Children and adults cool off in a fountain in a park in Madrid on June 12.

It may also be that it is in Seville that the heat record is being broken. There are now warnings about “dangerous temperatures” of over 40 degrees at the beginning of this week.

The reason is, among other things, hot air over North Africa, writes The Guardian.

Spanish health authorities ask the population to stay indoors as much as possible and avoid exercise when it is at its hottest. People are also asked to drink plenty of water and avoid alcohol.

The heat comes earlier

The summers in Spain now start 20 to 40 days earlier than fifty years ago, according to the Spanish Meteorological Institute, Aemet. The reason is global warming.

Heat waves are becoming more and more common. Heat waves are defined as at least three days with temperatures that are above the average for July and August from 1971-2000.

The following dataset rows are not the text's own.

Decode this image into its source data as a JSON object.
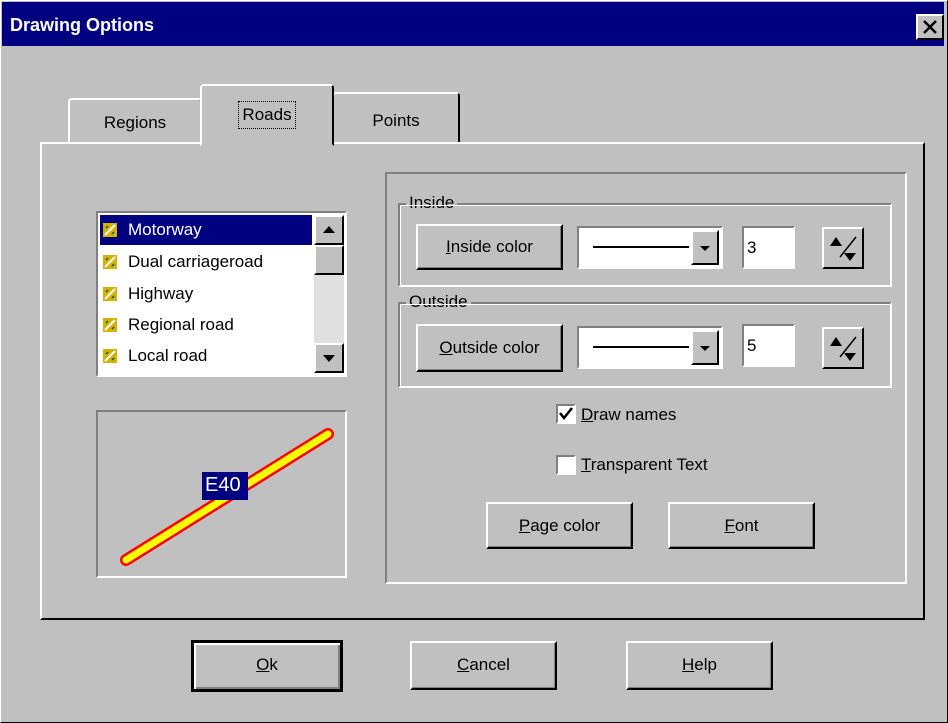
{
  "window": {
    "title": "Drawing Options"
  },
  "tabs": [
    {
      "label": "Regions",
      "active": false
    },
    {
      "label": "Roads",
      "active": true
    },
    {
      "label": "Points",
      "active": false
    }
  ],
  "road_types": [
    {
      "label": "Motorway",
      "selected": true,
      "icon": "road-icon"
    },
    {
      "label": "Dual carriageroad",
      "selected": false,
      "icon": "road-icon"
    },
    {
      "label": "Highway",
      "selected": false,
      "icon": "road-icon"
    },
    {
      "label": "Regional road",
      "selected": false,
      "icon": "road-icon"
    },
    {
      "label": "Local road",
      "selected": false,
      "icon": "road-icon"
    }
  ],
  "preview": {
    "road_label": "E40",
    "road_fill": "#ffff00",
    "road_outline": "#ff0000",
    "label_bg": "#000080"
  },
  "inside": {
    "group_label": "Inside",
    "button_prefix": "I",
    "button_rest": "nside color",
    "width_value": "3"
  },
  "outside": {
    "group_label": "Outside",
    "button_prefix": "O",
    "button_rest": "utside color",
    "width_value": "5"
  },
  "options": {
    "draw_names": {
      "prefix": "D",
      "rest": "raw names",
      "checked": true
    },
    "transparent_text": {
      "prefix": "T",
      "rest": "ransparent Text",
      "checked": false
    }
  },
  "buttons": {
    "page_color": {
      "prefix": "P",
      "rest": "age color"
    },
    "font": {
      "prefix": "F",
      "rest": "ont"
    },
    "ok": {
      "prefix": "O",
      "rest": "k"
    },
    "cancel": {
      "prefix": "C",
      "rest": "ancel"
    },
    "help": {
      "prefix": "H",
      "rest": "elp"
    }
  },
  "colors": {
    "titlebar": "#000080",
    "face": "#c0c0c0",
    "selection": "#000080"
  }
}
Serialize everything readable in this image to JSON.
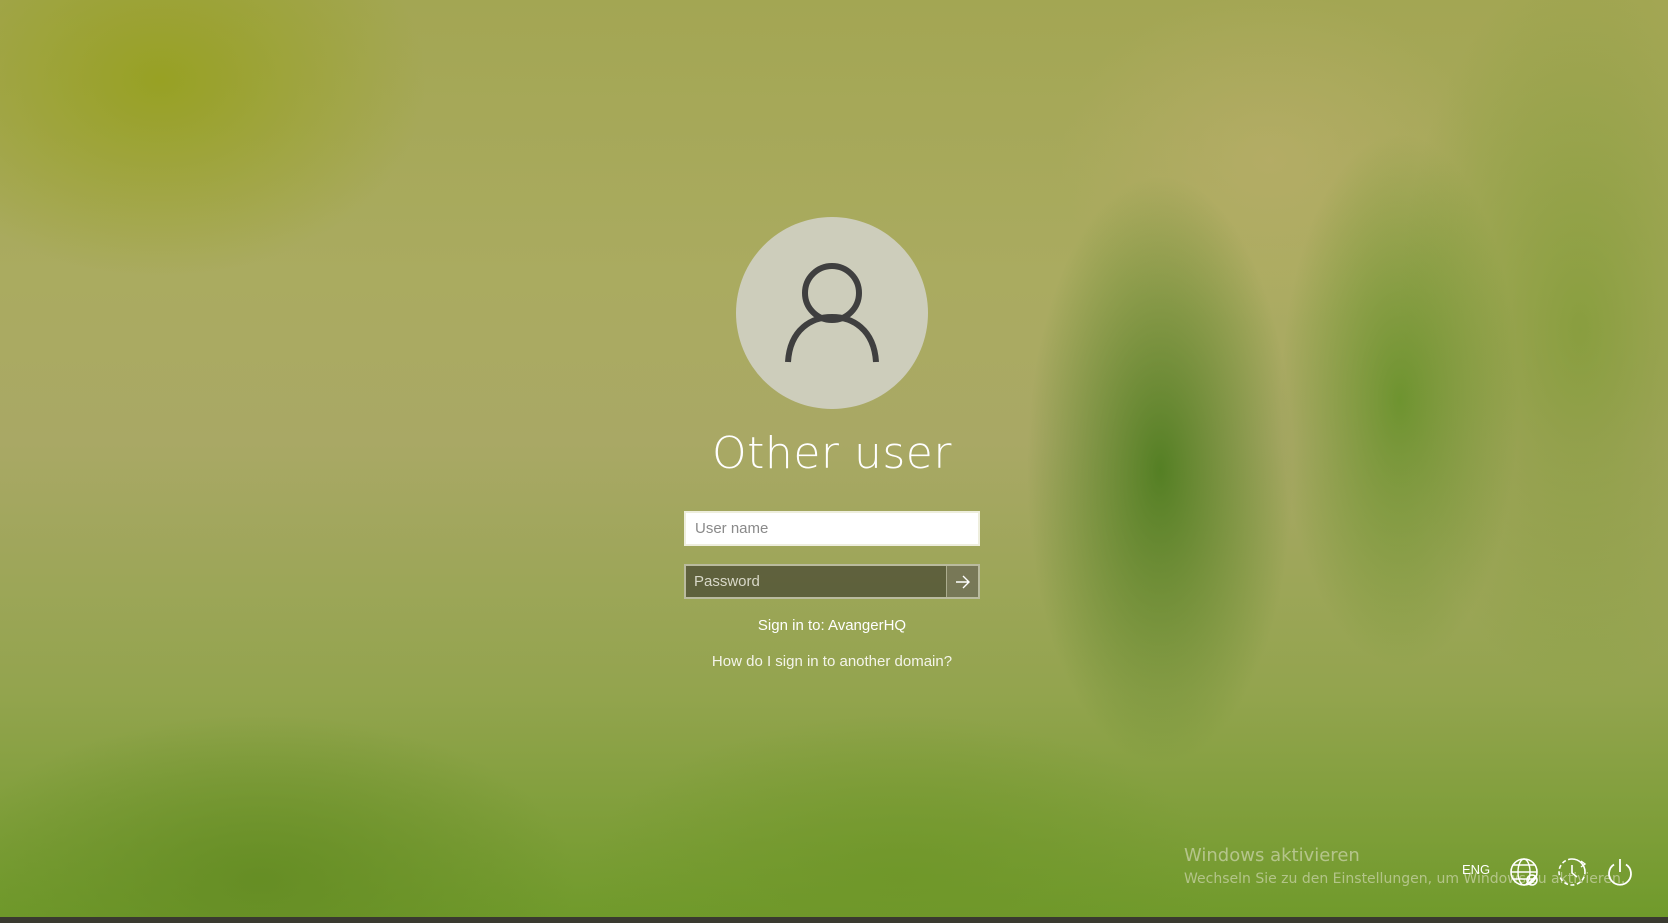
{
  "user": {
    "title": "Other user",
    "avatar_icon": "user-silhouette-icon"
  },
  "login": {
    "username_placeholder": "User name",
    "username_value": "",
    "password_placeholder": "Password",
    "password_value": "",
    "submit_icon": "arrow-right-icon",
    "sign_in_to": "Sign in to: AvangerHQ",
    "domain_help_link": "How do I sign in to another domain?"
  },
  "activation": {
    "title": "Windows aktivieren",
    "subtitle": "Wechseln Sie zu den Einstellungen, um Windows zu aktivieren."
  },
  "tray": {
    "language": "ENG",
    "network_icon": "globe-network-icon",
    "ease_icon": "ease-of-access-icon",
    "power_icon": "power-icon"
  },
  "colors": {
    "avatar_bg": "#cdcdbb",
    "avatar_fg": "#3f3f3f",
    "password_bg": "#5a5a40"
  }
}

Heat waves are still not common so early in the year. The last time a heat wave came to Spain just as early was in 1981. Since 1975, Spain has had ten heat waves in June. Five of these have been after 2011.

2021 was the warmest and driest year recorded in Spain. On August 14, the highest temperature ever recorded was 47.4 degrees in Montoro. And the last two years are no exception.

– For the first time we have seen eight years in a row with temperatures above average, says a spokesman for Aemet, Rubén del Campo, to The Guardian.

– There is a clear trend that it is getting warmer, he continues.